Dunque, al di là delle imprese di Sigerson riportate sui giornali, SH ammette di aver eseguito un compito diplomatico in Sudan e di averne riferito al governo. Se davvero fosse stato in fuga, come egli vuole far credere al dottor Watson, sarebbe stato in grado di adempiere ad una missione diplomatica così delicata come dovette essere quella nella polveriera Sudan di quegli anni?
Io penso proprio di no. E credo che SH, ammettendo di aver lavorato per conto del governo in occasione della visita a in Sudan, stia in realtà rivelando di aver vagato per mezzo mondo sulla base di un preciso mandato e di altrettanto precisi obiettivi.
Del resto, lo scacchiere internazionale dell'epoca può essere paragonato, se non ancora ad una polveriera vicina al fuoco vivo e quindi a rischio di esplosione, quantomeno ad una pentola a pressione con la valvola al limite della tenuta. E guarda caso, tutti i luoghi toccati da SH erano punti nodali delle tensioni crescenti tra le varie potenze dell'epoca.
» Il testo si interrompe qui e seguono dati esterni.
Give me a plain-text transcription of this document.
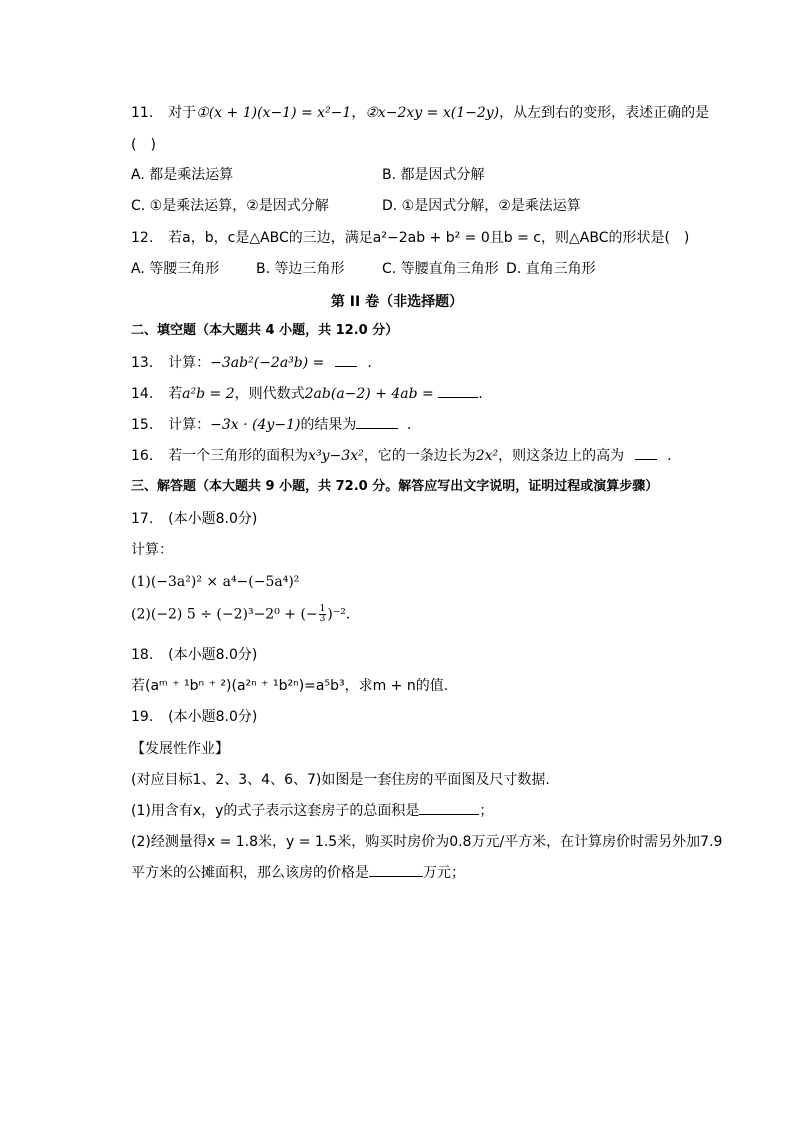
11. 对于①(x + 1)(x−1) = x²−1，②x−2xy = x(1−2y)，从左到右的变形，表述正确的是
(　)
A. 都是乘法运算	B. 都是因式分解
C. ①是乘法运算，②是因式分解	D. ①是因式分解，②是乘法运算
12. 若a，b，c是△ABC的三边，满足a²−2ab + b² = 0且b = c，则△ABC的形状是(　)
A. 等腰三角形	B. 等边三角形	C. 等腰直角三角形 D. 直角三角形
第 II 卷（非选择题）
二、填空题（本大题共 4 小题，共 12.0 分）
13. 计算：−3ab²(−2a³b) =	.
14. 若a²b = 2，则代数式2ab(a−2) + 4ab =	.
15. 计算：−3x · (4y−1)的结果为	.
16. 若一个三角形的面积为x³y−3x²，它的一条边长为2x²，则这条边上的高为	.
三、解答题（本大题共 9 小题，共 72.0 分。解答应写出文字说明，证明过程或演算步骤）
17. (本小题8.0分)
计算：
(1)(−3a²)² × a⁴−(−5a⁴)²
(2)(−2) 5 ÷ (−2)³−2⁰ + (− $\frac{1}{3} )^{-2}$.
18. (本小题8.0分)
若(aᵐ ⁺ ¹bⁿ ⁺ ²)(a²ⁿ ⁺ ¹b²ⁿ)=a⁵b³，求m + n的值.
19. (本小题8.0分)
【发展性作业】
(对应目标1、2、3、4、6、7)如图是一套住房的平面图及尺寸数据.
(1)用含有x，y的式子表示这套房子的总面积是	；
(2)经测量得x = 1.8米，y = 1.5米，购买时房价为0.8万元/平方米，在计算房价时需另外加7.9
平方米的公摊面积，那么该房的价格是	万元；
Ma di questo parleremo ampiamente poco oltre.

2. L'ESPLORATORE SIGERSON

SH adotta il nome di Sigerson, di professione esploratore e nazionalità norvegese (EMPT), quale copertura per condurre in porto la sua missione. La scelta non è casuale. Quel nome, anche se non era stato in grado di dire niente al povero dottor Watson, era invece rivelatore per Microft Holmes. Il "nick name" Sigerson, quindi, era stato concordato dai fratelli Holmes per mantenersi in contatto durante la lunga assenza di Sherlock dall'Inghilterra.
Ma perché proprio Sigerson e non altri?
Ci sono varie letture, delle quali due sono anche affascinanti sotto il profilo etimologico. La prima: Seger (che in inglese potrebbe anche suonare siger), in norvegese arcaico, oltre ad essere usato per l'attuale nome proprio Sigurd, significa "vittoria". Facendo uscire quel nome sui giornali, SH poteva quindi comunicare al fratello e al governo di Sua Maestà che i vari compiti affidatigli erano andati in porto con successo. La seconda: Sigerson poteva significare "figlio di Vittoria" (Siger = vittoria; son = figlio); del resto SH era un suddito inglese e, si sa, la regina - in Inghilterra come altrove - era considerata la Madre dei propri sudditi.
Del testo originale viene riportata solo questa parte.